Shared memory atomics, as described in The CUDA Handbook Chapter 8, "Streaming Multiprocessors," are implemented with a combination of hardware and software: For shared memory loads, the hardware optionally may "lock" the shared memory location. Since the locks are a limited resource, this instruction returns a predicate that indicates whether the thread acquired the lock. The code emitted by the compiler then emits a series of predicated instructions that either perform the operation and relinquish the lock, or loop to acquire the lock, as shown in Listing 4.
Listing 4Microcode for shared memory increment.
/*0138*/ LDSLK P1, R7, [R6]; /*0148*/ @P1 IADD R7, R7, R4; /*0150*/ @P1 STSCUL P2, [R6], R7; /*0158*/ @!P2 BRA 0x138;
Each SM has 1,024 locks that are determined by bits 2–9 of the shared memory address; but if all the threads are trying to acquire the same lock, most will loop while the thread that acquired the lock performs the operation. The result is the same type of data-dependent performance exhibited by global memory atomics, though the effect is somewhat muted due to the contention being spread across multiple thread blocks.
Padding the histogram size to 257 results in a modest decrease in contention for degenerate inputs, presumably because it causes different blocks in the same SM to acquire different shared memory locks. However, threads within a given block still contend for the same lock.
Table 4 summarizes how this algorithm degrades due to contention, as the number of possible inputs goes from 256 (a fully random sampling) to 1 (all zeros).
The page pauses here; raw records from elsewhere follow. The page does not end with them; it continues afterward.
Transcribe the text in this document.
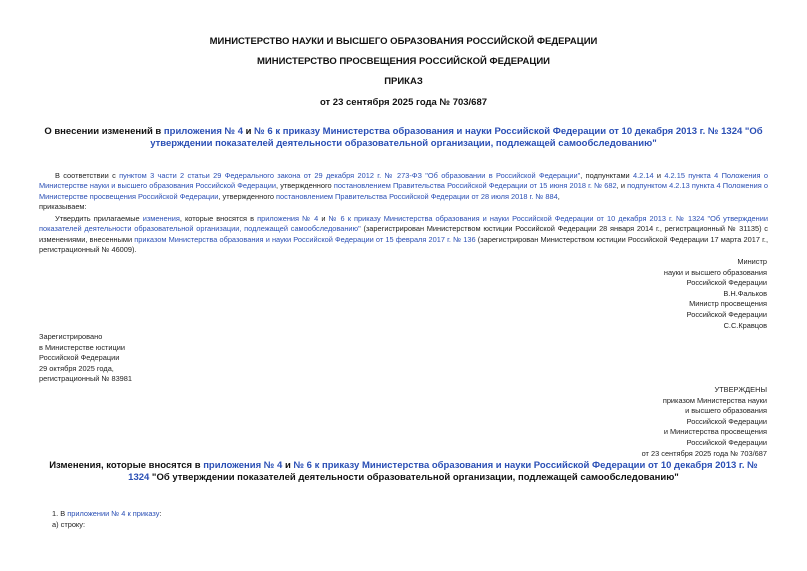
МИНИСТЕРСТВО НАУКИ И ВЫСШЕГО ОБРАЗОВАНИЯ РОССИЙСКОЙ ФЕДЕРАЦИИ
МИНИСТЕРСТВО ПРОСВЕЩЕНИЯ РОССИЙСКОЙ ФЕДЕРАЦИИ
ПРИКАЗ
от 23 сентября 2025 года № 703/687
О внесении изменений в приложения № 4 и № 6 к приказу Министерства образования и науки Российской Федерации от 10 декабря 2013 г. № 1324 "Об утверждении показателей деятельности образовательной организации, подлежащей самообследованию"
В соответствии с пунктом 3 части 2 статьи 29 Федерального закона от 29 декабря 2012 г. № 273-ФЗ "Об образовании в Российской Федерации", подпунктами 4.2.14 и 4.2.15 пункта 4 Положения о Министерстве науки и высшего образования Российской Федерации, утвержденного постановлением Правительства Российской Федерации от 15 июня 2018 г. № 682, и подпунктом 4.2.13 пункта 4 Положения о Министерстве просвещения Российской Федерации, утвержденного постановлением Правительства Российской Федерации от 28 июля 2018 г. № 884,
приказываем:
Утвердить прилагаемые изменения, которые вносятся в приложения № 4 и № 6 к приказу Министерства образования и науки Российской Федерации от 10 декабря 2013 г. № 1324 "Об утверждении показателей деятельности образовательной организации, подлежащей самообследованию" (зарегистрирован Министерством юстиции Российской Федерации 28 января 2014 г., регистрационный № 31135) с изменениями, внесенными приказом Министерства образования и науки Российской Федерации от 15 февраля 2017 г. № 136 (зарегистрирован Министерством юстиции Российской Федерации 17 марта 2017 г., регистрационный № 46009).
Министр
науки и высшего образования
Российской Федерации
В.Н.Фальков
Министр просвещения
Российской Федерации
С.С.Кравцов
Зарегистрировано
в Министерстве юстиции
Российской Федерации
29 октября 2025 года,
регистрационный № 83981
УТВЕРЖДЕНЫ
приказом Министерства науки
и высшего образования
Российской Федерации
и Министерства просвещения
Российской Федерации
от 23 сентября 2025 года № 703/687
Изменения, которые вносятся в приложения № 4 и № 6 к приказу Министерства образования и науки Российской Федерации от 10 декабря 2013 г. № 1324 "Об утверждении показателей деятельности образовательной организации, подлежащей самообследованию"
1. В приложении № 4 к приказу:
а) строку:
The histogram-per-block implementation turns out to suffer from contention even more than the histogram-per-grid implementation of Listings 2 and 3, which fire atomics directly into the output histogram.
One optimization that benefited SM 1.x-class hardware but does not help on more recent hardware (because global memory atomics are so slow on SM 1.x) is to perform a reduction on the per-block histograms after writing them to global memory. The benefits of this optimization are summarized in the "Performance" section of this article.